The NXT CITY PRIZE is all about vision to reimagine Toronto’s public spaces and inject a sense of energy, dynamism and reflexivity. With a focus on ideas coming from the next generation of city builders, The NXT CITY PRIZE is an open invitation for all young people connected to Toronto to improve on the design of our city’s open spaces. The NXT CITY PRIZE will be announced in mid-August, and the deadline for submissions is July 31st. Spacing has teamed up with the NXT CITY PRIZE to provide our readers with a series of Q&As with local and national city builders in the lead up to the announcement of the winning design.
TODAY: TIM JONES, leader in creative placemaking
What public space improvements have you made?
As the organization that coined the term “creative placemaking”, Artscape has made important contributions to the theory and practice of placemaking. Creative placemaking involves leveraging the value of art and culture to act as a catalyst for change, growth and transformation of place. Artscape projects including: Artscape Distillery District, Artscape Wychwood Barns, Daniels Spectrum, Artscape Gibraltar Point, and Artscape Youngplace are examples of how the arts can play a catalytic role in city-building.
What public space improvements would you like to see in Toronto?
Toronto has so many neglected and derelict spaces, it is full of opportunity for placemakers. The Pan Am Path is a great example of placemaking currently underway that will better utilize Toronto’s ravines, one of the city’s defining assets. The team putting it together has built an impressive multi-dimensional partnership. I’d like to see governments and the private sector really get behind that initiative.
We really need to re-define public art and blow up the processes we currently have to procure it. On one end of the scale, we have $500K (on average) public art commissions and on the other we have graffiti. We’re missing great opportunities to have a much broader spectrum of art and design interventions that really build quality of place.
What sorts of places are solid examples of public space improvement in other cities around the world?
I continue to be inspired by Melbourne’s Laneway Activation Project. They managed to turn a vast network of under-used garbage alleys into thriving and dynamic public spaces that have become the heart of the City. Toronto could learn from this example particularly how you cut through the red tape and build partnerships to make it happen.
Your advice to young people as it relates to public space?
Get inspired: read about City Repair Project or pick up Peter Kageyama’s book For the Love of Cities. Get involved: anybody can lead a placemaking project.
Tim Jones is a champion for the role that the arts play in transforming cities and communities. Under his direction since 1998, Artscape has grown from a Toronto-based artist studio provider to an internationally recognized leader in creative placemaking. The term “creative placemaking” was coined by Tim in 2006 to describe the practice of leveraging the power of arts and culture to act as a catalyst of change, growth and transformation of place. Today, city-builders around the world are employing creative placemaking strategies to make cities more vibrant, prosperous, sustainable and liveable.

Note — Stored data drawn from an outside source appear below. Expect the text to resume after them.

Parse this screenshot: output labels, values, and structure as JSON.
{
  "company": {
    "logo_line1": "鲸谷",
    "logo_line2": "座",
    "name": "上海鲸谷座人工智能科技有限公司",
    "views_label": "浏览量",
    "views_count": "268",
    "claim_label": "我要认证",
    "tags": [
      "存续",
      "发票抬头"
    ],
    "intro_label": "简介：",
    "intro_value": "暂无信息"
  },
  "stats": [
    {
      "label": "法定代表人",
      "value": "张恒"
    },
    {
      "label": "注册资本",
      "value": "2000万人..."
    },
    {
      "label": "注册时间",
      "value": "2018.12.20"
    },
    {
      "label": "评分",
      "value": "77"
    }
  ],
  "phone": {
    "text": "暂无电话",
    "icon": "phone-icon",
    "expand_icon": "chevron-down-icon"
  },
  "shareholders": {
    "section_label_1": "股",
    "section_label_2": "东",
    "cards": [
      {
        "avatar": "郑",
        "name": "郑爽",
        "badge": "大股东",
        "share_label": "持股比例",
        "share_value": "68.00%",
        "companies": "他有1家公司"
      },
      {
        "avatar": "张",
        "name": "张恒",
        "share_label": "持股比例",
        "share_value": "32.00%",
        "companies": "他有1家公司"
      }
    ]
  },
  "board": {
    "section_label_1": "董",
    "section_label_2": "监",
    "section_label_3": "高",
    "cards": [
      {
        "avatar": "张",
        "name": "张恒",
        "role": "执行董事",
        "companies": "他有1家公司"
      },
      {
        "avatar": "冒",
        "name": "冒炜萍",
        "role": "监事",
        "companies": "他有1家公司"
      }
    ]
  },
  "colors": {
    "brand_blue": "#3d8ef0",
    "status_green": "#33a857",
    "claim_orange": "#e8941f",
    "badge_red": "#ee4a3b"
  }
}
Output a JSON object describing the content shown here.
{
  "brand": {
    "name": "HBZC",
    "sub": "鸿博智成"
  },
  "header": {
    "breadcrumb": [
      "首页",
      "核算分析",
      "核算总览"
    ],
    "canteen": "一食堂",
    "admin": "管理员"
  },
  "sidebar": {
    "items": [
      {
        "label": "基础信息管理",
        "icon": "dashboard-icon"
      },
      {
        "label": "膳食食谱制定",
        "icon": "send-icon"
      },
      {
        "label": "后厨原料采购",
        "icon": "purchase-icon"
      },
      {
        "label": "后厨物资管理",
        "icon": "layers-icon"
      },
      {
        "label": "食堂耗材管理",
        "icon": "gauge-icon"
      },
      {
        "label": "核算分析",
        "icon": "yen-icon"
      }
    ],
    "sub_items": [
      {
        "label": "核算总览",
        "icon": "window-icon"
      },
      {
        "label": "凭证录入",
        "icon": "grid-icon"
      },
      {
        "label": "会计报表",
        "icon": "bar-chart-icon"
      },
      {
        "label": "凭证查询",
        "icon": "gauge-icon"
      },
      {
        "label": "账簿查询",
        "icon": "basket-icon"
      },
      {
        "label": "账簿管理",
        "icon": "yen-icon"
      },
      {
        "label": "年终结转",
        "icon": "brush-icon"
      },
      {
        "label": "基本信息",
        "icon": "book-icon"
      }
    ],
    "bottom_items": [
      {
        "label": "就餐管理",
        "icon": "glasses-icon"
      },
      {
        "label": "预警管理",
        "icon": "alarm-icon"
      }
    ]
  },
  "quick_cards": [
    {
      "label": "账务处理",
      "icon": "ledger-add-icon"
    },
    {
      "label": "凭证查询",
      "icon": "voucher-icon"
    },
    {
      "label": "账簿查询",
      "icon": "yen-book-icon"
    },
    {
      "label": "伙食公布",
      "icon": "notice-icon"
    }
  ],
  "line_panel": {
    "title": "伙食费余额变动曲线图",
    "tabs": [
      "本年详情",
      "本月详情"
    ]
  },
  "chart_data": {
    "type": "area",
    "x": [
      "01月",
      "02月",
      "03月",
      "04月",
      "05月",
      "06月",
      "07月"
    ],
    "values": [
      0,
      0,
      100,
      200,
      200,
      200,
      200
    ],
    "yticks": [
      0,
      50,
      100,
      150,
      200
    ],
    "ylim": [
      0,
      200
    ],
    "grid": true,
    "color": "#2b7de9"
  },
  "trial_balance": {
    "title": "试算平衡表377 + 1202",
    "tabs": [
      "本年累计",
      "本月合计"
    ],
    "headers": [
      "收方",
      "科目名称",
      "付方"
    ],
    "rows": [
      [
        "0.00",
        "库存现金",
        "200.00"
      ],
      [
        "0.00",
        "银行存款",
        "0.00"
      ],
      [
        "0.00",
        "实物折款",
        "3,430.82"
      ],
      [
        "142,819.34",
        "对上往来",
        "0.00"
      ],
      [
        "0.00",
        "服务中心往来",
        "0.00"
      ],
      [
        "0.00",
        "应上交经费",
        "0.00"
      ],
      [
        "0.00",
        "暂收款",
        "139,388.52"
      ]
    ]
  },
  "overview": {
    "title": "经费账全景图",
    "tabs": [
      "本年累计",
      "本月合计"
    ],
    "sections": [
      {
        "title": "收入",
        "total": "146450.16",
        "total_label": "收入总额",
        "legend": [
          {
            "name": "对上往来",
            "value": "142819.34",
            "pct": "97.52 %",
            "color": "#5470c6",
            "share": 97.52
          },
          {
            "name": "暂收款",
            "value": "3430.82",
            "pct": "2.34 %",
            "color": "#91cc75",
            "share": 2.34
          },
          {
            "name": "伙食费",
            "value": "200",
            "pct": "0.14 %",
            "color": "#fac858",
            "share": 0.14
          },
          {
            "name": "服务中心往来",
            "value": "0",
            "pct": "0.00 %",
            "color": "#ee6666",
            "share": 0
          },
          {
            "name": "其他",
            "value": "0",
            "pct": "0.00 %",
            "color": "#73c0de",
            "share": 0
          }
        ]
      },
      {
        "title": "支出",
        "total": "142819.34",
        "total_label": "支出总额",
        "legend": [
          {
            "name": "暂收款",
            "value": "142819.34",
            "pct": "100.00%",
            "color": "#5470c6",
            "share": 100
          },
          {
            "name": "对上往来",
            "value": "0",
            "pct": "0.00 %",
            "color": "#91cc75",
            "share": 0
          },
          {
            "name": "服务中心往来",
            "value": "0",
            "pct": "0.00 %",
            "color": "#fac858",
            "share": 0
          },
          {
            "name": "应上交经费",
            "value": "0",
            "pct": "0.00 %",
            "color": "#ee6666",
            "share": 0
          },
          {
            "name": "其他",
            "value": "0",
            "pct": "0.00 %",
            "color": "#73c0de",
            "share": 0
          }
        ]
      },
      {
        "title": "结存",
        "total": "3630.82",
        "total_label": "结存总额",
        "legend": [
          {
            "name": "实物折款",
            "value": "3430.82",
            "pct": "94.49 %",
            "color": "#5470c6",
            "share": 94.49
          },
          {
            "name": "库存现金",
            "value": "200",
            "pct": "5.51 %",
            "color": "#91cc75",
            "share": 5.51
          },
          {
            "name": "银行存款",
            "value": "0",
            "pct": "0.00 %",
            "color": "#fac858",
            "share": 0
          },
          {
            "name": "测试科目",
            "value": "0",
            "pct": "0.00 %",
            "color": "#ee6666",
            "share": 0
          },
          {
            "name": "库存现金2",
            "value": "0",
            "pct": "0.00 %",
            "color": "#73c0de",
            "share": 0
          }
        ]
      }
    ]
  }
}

Artscape’s work involves clustering creative people together in real estate projects to serve their interests while advancing multiple public policy agendas, private development interests, community and neighbourhood aspirations and philanthropic missions. In Toronto, Tim has built an impressive portfolio of arts centres that provide space to more than 2,400 artists including 28 public venues serving more than 230,000 people annually. After playing mentor and coach to organizations and governments in Canada and abroad for many years, Tim and Artscape are beginning to play an active development role in markets outside Toronto.
In 2014, Tim was recognized by the Geneva-based Schwab Foundation as Social Entrepreneur of the Year.